“It's just reminding me that I deserve the love and the positivity that I give out, and I should never settle for less...whether it's relationships, people, or even experiences,” she says. “And when I think about that and when I have the moments where I'm on stage and I feel alive, it makes it all worth it.”
Every performance, it seems then, is another round in the ring, another battle in the war for control over what already belongs to her. Perhaps that’s why in her two major solo performances thus far — at the MTV Video Music Awards and on The Tonight Show Starring Jimmy Fallon — audiences can feel her energy through the screen. Sure, we all recognize the training from the Beyoncé School of Performance. (After all, Chlöe did play the younger version of her mononymous mentor in the 2003 classic film, The Fighting Temptations.) But there’s also a presence and yearning all her own.

“I get really, really nervous leading up to a performance,” she reveals. “My heart pounds really fast.

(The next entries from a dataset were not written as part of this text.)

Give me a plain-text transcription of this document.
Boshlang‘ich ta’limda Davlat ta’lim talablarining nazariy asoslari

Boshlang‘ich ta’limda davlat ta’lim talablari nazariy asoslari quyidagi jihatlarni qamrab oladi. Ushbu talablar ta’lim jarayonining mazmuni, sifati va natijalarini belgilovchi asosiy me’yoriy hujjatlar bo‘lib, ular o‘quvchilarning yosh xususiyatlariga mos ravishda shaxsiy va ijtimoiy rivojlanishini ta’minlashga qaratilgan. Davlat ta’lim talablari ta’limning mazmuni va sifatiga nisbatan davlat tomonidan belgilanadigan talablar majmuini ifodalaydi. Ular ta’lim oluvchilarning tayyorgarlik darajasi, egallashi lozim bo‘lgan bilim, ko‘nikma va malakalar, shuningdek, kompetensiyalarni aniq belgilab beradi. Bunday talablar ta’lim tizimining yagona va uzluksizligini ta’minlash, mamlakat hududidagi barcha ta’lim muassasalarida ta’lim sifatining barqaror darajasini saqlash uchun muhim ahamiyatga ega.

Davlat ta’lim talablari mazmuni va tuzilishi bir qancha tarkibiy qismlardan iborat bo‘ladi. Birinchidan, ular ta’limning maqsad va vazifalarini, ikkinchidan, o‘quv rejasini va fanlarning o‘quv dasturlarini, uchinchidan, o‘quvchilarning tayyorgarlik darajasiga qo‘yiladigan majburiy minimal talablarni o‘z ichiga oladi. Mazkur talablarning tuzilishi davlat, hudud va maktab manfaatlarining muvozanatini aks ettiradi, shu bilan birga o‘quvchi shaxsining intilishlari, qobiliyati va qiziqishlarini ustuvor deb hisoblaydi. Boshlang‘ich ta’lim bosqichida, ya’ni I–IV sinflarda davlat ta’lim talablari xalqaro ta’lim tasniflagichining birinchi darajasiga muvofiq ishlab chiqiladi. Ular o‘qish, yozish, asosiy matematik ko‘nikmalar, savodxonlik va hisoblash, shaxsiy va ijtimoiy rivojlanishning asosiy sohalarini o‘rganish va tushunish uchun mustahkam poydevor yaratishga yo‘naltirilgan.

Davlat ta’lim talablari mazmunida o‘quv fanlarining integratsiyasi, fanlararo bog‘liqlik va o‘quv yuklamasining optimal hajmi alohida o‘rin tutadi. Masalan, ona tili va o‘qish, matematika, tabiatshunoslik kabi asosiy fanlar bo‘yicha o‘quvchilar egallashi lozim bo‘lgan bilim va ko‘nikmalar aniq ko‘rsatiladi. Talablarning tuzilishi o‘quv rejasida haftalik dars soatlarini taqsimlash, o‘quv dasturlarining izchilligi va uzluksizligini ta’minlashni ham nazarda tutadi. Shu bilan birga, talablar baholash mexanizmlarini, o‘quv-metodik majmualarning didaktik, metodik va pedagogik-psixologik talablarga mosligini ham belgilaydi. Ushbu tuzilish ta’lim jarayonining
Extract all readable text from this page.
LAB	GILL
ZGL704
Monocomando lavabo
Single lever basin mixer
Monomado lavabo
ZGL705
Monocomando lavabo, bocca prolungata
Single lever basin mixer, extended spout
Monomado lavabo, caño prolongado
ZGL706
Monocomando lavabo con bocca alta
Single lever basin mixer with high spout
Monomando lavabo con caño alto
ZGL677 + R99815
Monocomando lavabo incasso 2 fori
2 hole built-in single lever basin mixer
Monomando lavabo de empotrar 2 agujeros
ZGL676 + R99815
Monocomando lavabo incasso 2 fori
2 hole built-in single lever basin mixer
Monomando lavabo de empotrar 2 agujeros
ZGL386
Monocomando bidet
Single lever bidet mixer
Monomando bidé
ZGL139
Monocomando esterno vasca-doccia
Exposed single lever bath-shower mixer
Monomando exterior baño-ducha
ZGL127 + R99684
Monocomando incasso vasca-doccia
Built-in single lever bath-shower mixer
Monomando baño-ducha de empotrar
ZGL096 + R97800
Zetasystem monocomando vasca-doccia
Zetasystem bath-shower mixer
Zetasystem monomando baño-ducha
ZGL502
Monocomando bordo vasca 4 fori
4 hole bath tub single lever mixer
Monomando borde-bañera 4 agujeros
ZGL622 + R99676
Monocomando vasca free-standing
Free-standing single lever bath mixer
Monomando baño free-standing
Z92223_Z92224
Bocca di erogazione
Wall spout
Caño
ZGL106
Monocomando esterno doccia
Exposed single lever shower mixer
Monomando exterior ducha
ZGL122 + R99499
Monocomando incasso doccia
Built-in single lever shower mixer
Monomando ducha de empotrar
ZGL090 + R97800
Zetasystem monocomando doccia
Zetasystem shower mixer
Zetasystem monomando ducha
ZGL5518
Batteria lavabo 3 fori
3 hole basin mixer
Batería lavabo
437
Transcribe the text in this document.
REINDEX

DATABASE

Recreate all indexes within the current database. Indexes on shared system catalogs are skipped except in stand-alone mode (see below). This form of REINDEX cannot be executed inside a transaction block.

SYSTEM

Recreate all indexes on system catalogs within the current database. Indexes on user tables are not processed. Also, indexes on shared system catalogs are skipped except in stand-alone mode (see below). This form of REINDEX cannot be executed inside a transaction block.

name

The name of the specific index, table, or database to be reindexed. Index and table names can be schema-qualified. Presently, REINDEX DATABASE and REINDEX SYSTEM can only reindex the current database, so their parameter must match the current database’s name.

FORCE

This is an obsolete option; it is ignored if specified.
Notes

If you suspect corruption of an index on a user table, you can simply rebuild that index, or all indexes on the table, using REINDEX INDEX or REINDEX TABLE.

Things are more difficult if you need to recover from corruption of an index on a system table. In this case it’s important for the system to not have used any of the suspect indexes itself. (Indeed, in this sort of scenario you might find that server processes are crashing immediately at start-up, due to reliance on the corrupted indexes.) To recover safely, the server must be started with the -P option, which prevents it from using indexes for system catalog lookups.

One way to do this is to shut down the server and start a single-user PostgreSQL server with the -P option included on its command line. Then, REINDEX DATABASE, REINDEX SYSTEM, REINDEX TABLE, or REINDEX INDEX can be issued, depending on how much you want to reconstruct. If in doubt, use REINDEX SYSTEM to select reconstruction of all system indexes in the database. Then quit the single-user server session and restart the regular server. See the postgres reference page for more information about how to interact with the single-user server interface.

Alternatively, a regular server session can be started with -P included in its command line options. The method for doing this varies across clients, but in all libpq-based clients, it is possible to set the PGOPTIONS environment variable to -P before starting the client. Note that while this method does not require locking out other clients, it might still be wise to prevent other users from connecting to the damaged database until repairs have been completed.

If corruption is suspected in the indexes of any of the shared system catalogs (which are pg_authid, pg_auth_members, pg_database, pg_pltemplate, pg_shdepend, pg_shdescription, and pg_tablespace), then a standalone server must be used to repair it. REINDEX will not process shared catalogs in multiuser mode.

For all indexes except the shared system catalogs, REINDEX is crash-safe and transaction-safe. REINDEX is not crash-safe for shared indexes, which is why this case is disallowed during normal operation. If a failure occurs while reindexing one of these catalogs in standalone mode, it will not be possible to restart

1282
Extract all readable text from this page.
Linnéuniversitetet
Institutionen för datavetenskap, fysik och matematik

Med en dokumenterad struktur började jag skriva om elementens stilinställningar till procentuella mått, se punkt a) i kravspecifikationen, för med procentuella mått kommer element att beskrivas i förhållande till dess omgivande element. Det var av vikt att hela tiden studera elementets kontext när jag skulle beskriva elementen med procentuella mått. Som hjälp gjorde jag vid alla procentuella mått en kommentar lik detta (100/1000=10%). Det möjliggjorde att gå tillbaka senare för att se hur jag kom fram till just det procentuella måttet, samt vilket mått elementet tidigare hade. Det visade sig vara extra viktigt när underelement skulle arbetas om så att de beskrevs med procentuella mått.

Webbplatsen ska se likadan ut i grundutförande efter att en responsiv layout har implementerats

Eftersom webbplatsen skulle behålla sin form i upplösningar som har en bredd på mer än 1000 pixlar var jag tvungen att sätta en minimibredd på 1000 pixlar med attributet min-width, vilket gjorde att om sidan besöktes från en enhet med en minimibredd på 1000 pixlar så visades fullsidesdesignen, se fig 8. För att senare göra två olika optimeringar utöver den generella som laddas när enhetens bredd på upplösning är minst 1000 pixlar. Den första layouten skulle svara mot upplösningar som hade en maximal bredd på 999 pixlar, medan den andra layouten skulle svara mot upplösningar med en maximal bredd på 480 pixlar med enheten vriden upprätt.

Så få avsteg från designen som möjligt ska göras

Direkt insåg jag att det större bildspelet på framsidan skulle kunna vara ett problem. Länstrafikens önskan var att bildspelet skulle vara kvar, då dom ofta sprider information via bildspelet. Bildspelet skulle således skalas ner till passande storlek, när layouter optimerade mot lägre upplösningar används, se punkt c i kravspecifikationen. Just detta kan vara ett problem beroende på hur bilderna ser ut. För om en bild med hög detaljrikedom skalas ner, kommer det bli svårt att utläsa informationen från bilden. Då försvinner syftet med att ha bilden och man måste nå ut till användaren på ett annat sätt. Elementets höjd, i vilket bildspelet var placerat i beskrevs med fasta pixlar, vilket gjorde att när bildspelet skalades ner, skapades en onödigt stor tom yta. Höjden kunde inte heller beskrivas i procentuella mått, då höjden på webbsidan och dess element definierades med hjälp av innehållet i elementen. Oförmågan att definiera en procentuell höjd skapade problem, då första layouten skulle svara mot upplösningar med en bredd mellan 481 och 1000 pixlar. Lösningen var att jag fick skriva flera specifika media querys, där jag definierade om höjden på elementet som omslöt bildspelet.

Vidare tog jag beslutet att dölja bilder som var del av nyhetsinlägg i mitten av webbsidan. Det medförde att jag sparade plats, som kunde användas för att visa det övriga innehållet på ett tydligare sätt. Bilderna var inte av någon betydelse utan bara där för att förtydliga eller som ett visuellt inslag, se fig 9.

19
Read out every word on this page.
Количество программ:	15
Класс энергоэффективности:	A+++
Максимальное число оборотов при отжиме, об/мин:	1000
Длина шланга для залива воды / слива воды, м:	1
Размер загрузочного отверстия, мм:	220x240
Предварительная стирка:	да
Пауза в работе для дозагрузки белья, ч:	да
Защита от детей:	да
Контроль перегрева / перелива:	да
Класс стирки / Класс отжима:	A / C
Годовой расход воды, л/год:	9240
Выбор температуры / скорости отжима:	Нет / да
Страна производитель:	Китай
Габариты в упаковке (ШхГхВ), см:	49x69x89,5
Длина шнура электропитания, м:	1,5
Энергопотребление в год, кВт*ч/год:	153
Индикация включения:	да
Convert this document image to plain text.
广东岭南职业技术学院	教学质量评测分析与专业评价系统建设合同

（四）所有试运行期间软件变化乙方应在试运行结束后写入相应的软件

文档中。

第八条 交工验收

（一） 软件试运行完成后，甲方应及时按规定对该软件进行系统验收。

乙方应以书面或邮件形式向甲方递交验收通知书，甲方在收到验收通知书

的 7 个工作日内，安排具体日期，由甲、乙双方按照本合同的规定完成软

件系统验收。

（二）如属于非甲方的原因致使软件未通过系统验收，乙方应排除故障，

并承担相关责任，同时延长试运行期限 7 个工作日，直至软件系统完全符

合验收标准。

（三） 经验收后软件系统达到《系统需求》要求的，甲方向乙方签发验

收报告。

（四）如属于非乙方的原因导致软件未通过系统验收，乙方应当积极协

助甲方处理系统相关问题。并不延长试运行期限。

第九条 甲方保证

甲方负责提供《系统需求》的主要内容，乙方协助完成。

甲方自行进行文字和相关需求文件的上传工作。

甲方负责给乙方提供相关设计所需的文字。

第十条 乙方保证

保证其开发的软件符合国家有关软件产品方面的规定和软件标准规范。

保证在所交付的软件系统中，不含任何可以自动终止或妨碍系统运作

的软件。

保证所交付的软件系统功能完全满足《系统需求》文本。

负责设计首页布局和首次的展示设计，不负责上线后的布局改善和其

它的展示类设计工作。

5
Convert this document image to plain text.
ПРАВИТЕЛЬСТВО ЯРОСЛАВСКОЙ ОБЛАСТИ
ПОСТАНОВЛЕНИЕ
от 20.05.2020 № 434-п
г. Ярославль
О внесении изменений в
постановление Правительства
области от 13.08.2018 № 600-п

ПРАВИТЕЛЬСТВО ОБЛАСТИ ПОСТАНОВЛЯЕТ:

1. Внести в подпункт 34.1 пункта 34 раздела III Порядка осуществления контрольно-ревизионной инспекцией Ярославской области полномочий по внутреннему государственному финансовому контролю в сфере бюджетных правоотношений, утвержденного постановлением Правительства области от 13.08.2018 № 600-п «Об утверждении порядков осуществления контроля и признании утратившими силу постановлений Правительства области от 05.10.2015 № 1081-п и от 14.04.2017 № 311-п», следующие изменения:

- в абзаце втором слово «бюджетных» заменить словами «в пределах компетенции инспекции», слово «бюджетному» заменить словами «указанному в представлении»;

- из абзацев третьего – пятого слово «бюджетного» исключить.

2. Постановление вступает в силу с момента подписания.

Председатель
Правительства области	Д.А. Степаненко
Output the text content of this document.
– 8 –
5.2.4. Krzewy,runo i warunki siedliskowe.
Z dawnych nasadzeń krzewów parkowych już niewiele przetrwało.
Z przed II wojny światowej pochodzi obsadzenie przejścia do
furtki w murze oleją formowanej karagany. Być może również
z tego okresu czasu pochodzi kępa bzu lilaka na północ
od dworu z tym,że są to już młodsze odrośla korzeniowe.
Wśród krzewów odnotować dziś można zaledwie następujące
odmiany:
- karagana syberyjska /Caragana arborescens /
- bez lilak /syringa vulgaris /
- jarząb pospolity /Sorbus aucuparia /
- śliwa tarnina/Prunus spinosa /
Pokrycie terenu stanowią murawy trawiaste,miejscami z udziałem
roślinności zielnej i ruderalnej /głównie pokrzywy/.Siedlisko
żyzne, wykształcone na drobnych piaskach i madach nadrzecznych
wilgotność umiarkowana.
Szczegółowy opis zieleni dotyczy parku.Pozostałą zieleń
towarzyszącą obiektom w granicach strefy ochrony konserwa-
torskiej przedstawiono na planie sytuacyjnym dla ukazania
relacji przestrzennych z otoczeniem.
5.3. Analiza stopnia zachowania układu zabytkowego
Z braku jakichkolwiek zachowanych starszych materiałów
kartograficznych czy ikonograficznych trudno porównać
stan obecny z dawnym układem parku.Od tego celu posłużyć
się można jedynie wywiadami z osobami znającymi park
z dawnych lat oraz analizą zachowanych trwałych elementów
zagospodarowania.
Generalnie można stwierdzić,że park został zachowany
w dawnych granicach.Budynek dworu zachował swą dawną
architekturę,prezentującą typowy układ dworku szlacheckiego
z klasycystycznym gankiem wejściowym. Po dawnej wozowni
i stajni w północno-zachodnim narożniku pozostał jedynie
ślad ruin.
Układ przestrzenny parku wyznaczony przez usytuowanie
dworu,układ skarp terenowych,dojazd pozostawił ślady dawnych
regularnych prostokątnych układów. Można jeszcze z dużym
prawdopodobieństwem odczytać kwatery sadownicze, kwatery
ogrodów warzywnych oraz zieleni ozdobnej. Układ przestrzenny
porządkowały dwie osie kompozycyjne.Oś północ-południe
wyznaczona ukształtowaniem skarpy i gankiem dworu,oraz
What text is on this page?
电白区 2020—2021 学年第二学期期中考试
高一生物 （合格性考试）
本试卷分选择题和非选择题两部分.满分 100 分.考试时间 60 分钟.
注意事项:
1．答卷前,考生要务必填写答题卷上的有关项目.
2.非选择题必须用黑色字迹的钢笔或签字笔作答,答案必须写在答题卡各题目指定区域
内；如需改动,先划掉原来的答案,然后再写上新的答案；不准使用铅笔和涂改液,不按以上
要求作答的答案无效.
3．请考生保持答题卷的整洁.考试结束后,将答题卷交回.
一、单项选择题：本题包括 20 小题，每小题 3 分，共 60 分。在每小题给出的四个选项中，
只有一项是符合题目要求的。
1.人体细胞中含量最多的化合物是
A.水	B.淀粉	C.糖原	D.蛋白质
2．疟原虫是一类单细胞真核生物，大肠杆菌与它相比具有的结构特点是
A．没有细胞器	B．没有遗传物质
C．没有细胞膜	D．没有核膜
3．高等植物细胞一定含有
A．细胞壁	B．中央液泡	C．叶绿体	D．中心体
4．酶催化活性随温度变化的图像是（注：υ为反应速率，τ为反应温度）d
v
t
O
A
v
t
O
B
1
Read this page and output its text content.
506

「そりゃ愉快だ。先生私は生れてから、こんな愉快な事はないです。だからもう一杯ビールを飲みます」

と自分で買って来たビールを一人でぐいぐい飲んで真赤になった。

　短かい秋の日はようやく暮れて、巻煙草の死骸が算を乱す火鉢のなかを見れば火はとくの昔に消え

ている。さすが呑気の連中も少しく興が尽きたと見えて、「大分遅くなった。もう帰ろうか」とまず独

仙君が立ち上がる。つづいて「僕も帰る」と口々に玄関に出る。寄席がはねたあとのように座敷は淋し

My palms and feet start sweating. No matter how much I prepare for it, you kind of fear the unknown.” She likens her feelings stepping on stage to the rumbling that happens as a rocketship prepares to take flight. “And then it goes by so, so fast and kind of happens in front of you.”
Still, she’s not resting on her laurels as the heir apparent. “I know I still have a lot to prove,” she says. “As long as I just keep giving my all each chance I get, that's really all I can do.”
Thankfully, she’s not walking alone in this phase of her career. “I don't think I could handle any of this all on my own,” she says, ascribing her ability to withstand everything that comes her way to God. “I definitely pray a lot, and I’m a family girl so I talk to [them and] my god mom to kind of keep me centered.”
As she charts her path forward, the last two years or so of the pandemic have taught her lessons she can’t shake. “It’s taught me to live in the moment and cherish the little things, and that if you don't fight for yourself, no one else will.”
In putting together her solo album, having cited Kelis, Yebba and Imogen Heap among the artists keeping her inspired, Chlöe’s goal is to peel back some of the layers of celebrity foisted upon her to create a project that reveals her truth. She says of her album, “I hope it is a beautiful and complete representation of who I am not only as an artist but as a human being.” As for the message she hopes to convey to other young Black women, in her music and through her life, she says: "Believe and fight for yourself. When you feel like your voice is small and no one can hear you, scream louder."
“Have Mercy,” then, is not just about manifesting the self-love and confidences she’s working toward. It’s at once a bass-heavy battle cry and a signal of what’s to come. “Here I am,” she says. World, get ready.